Green Energy

When green energy sources and eco-friendly installations first came about, they were viewed with a legitimately skeptical eye. Most o these alternatives were expensive to install, hard to come across in everyday home improvement stores, and rather unproven in terms of longer-term durability, resilience, and the ability to actually power a home through all seasons and all weather conditions. Much time has yielded much proof, however, and the consensus is in: The future of energy is greener than every before. For those still on the fence, here’s why green energy will become the norm over the next few decades.


Expensive Solar Has Become Nothing Short of a Steal
When solar panels first went mainstream, their use required a significant investment that only the top tier of homeowners could afford, and even those people were unlikely to make such a large up-front investment to go green. Now, though, the cost of solar has dropped significantly. With prices that are much more middle-of-the-road, consumers around the world are taking a serious look at solar and investing in it for their homes and businesses. As “economies of scale” go, solar is poised only to get more affordable as it gets more popular, accelerating the green energy trend.

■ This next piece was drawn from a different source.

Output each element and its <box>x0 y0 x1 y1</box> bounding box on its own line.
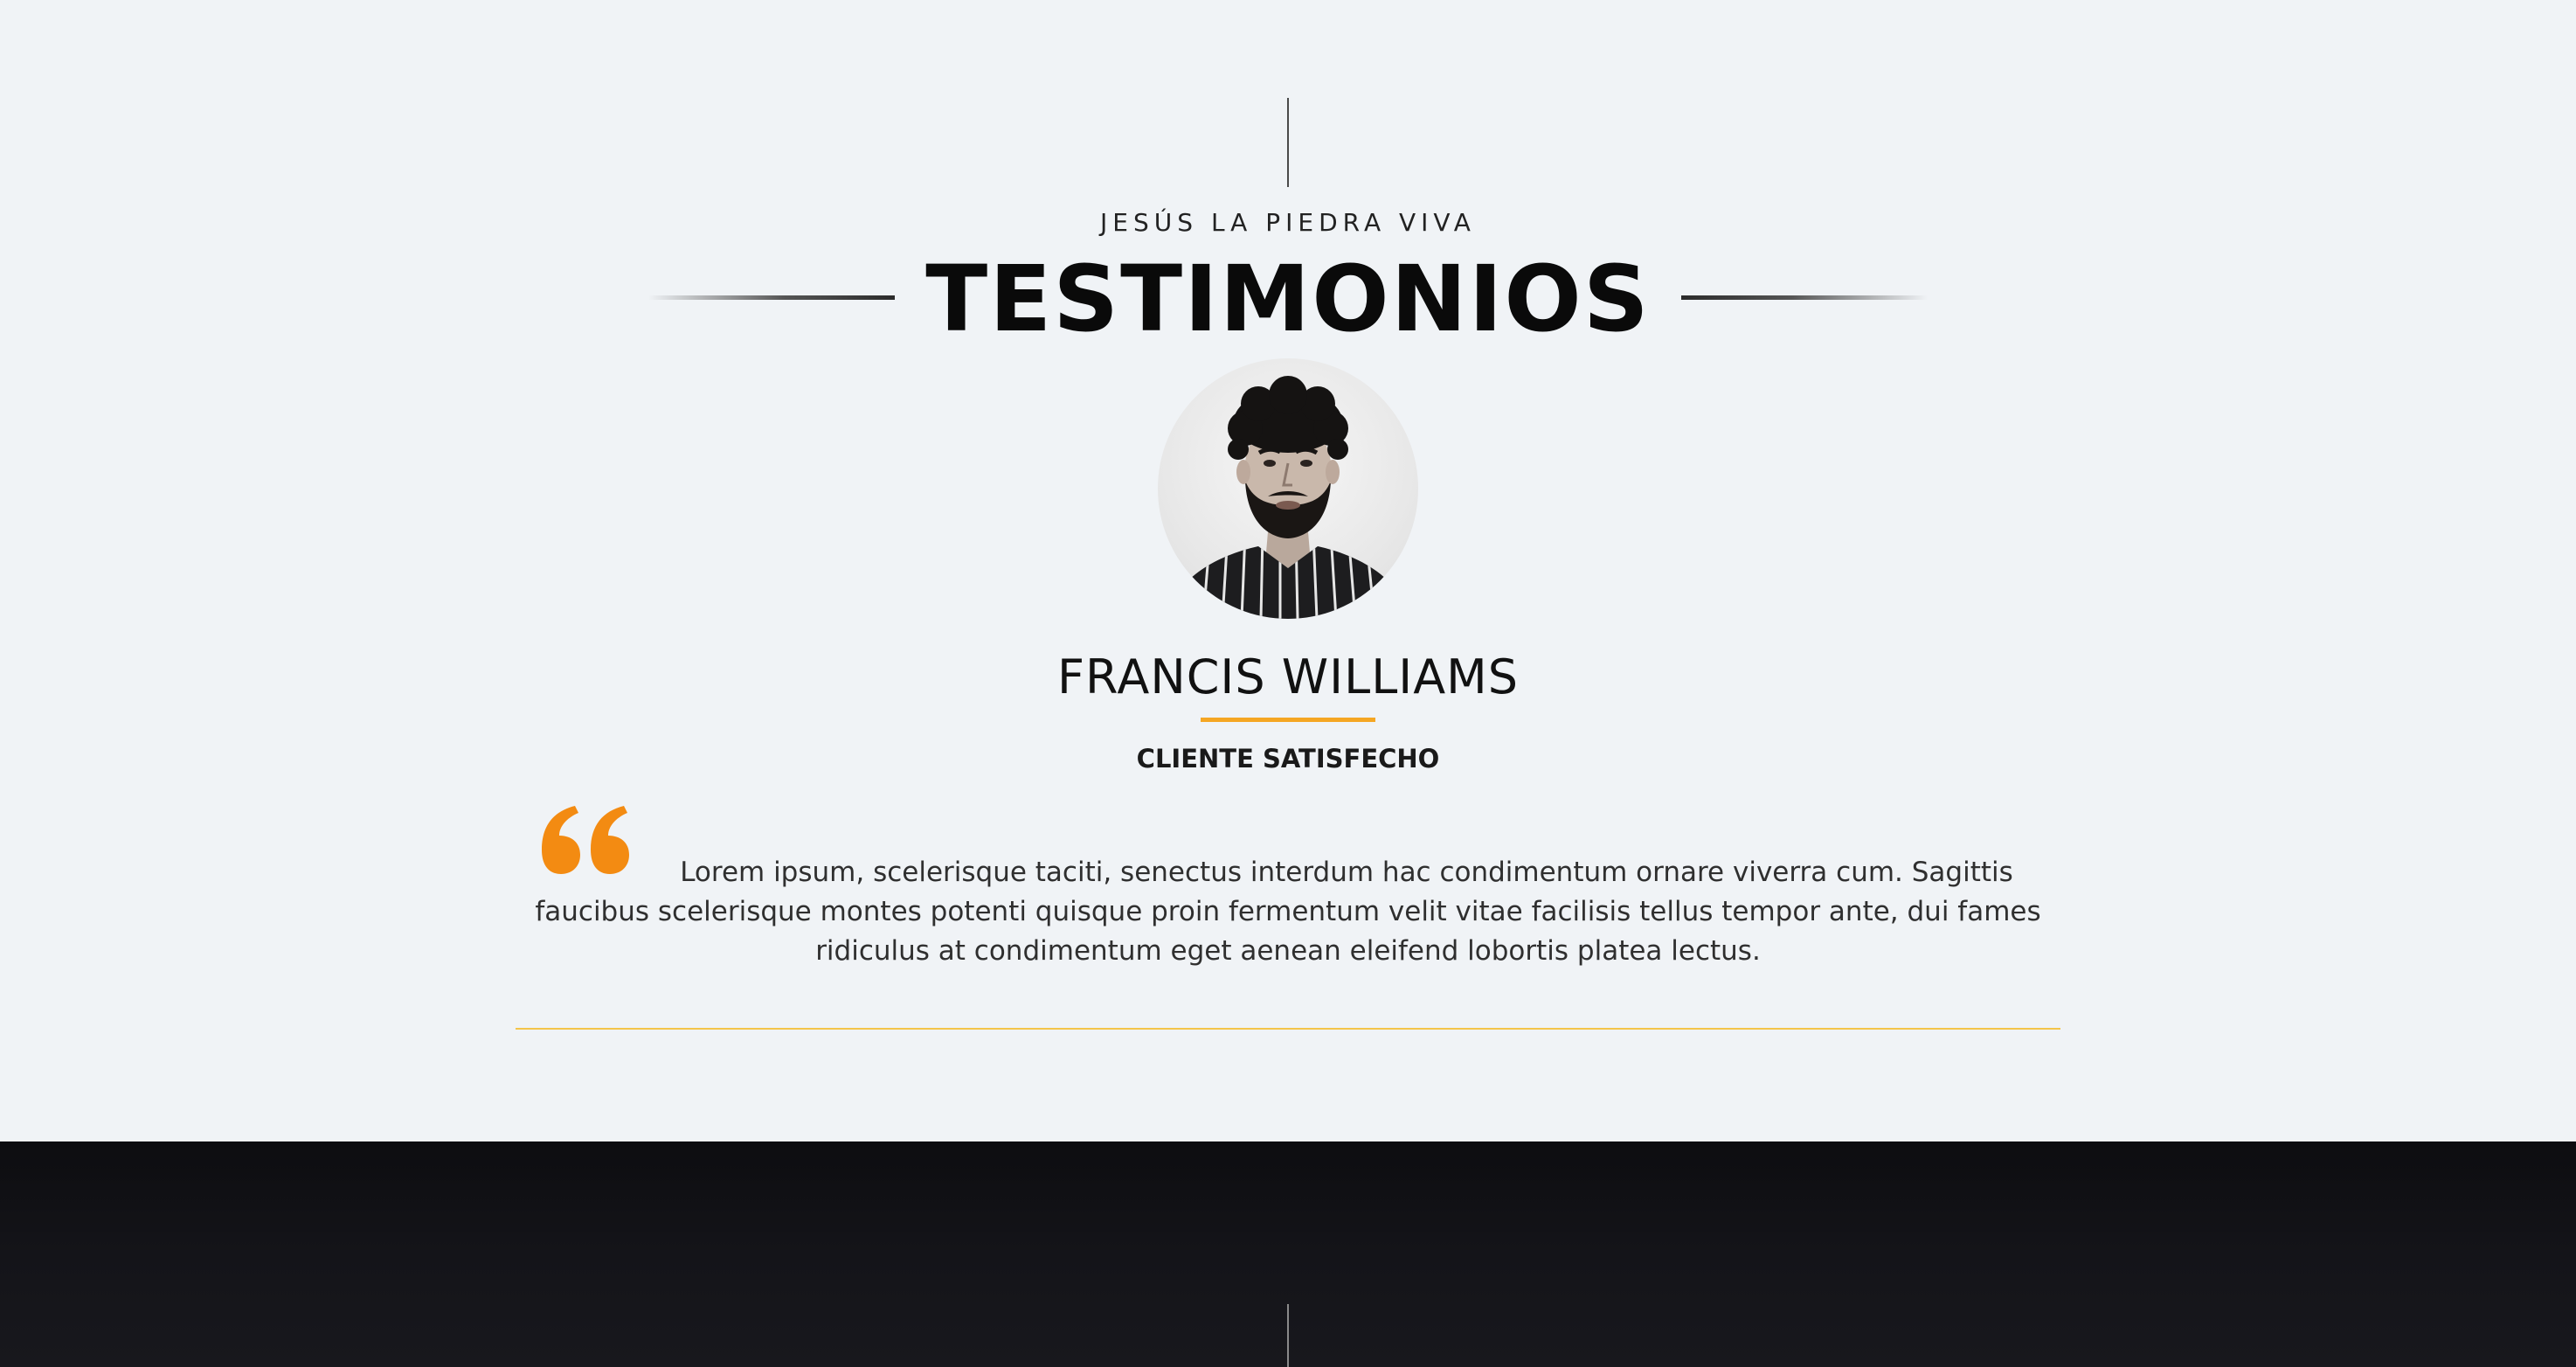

Major World Governments Are All-In on Sustainability
Just look at China to see how the future of energy is shaping up: The country has launched numerous public programs to make everything “green,” from its legions of manufacturing centers to city streets, government agencies, and even automobiles. Vast amounts of research are being done in China to make solar energy more efficient and other green energy sources far more viable. China is in good company, with many European countries and the United States investing heavily in so-called “green collar jobs” that are thought to be the future of the skilled workforce.

Consumer Interest, Public Investment Set the Tone
Interest in green technologies has never been higher, and government investment in their success has never been greater. As the world moves increasingly toward solar, wind, and steam-based sources of energy, look for prices to come down and adoption to become nearly universal over the course of the next several decades.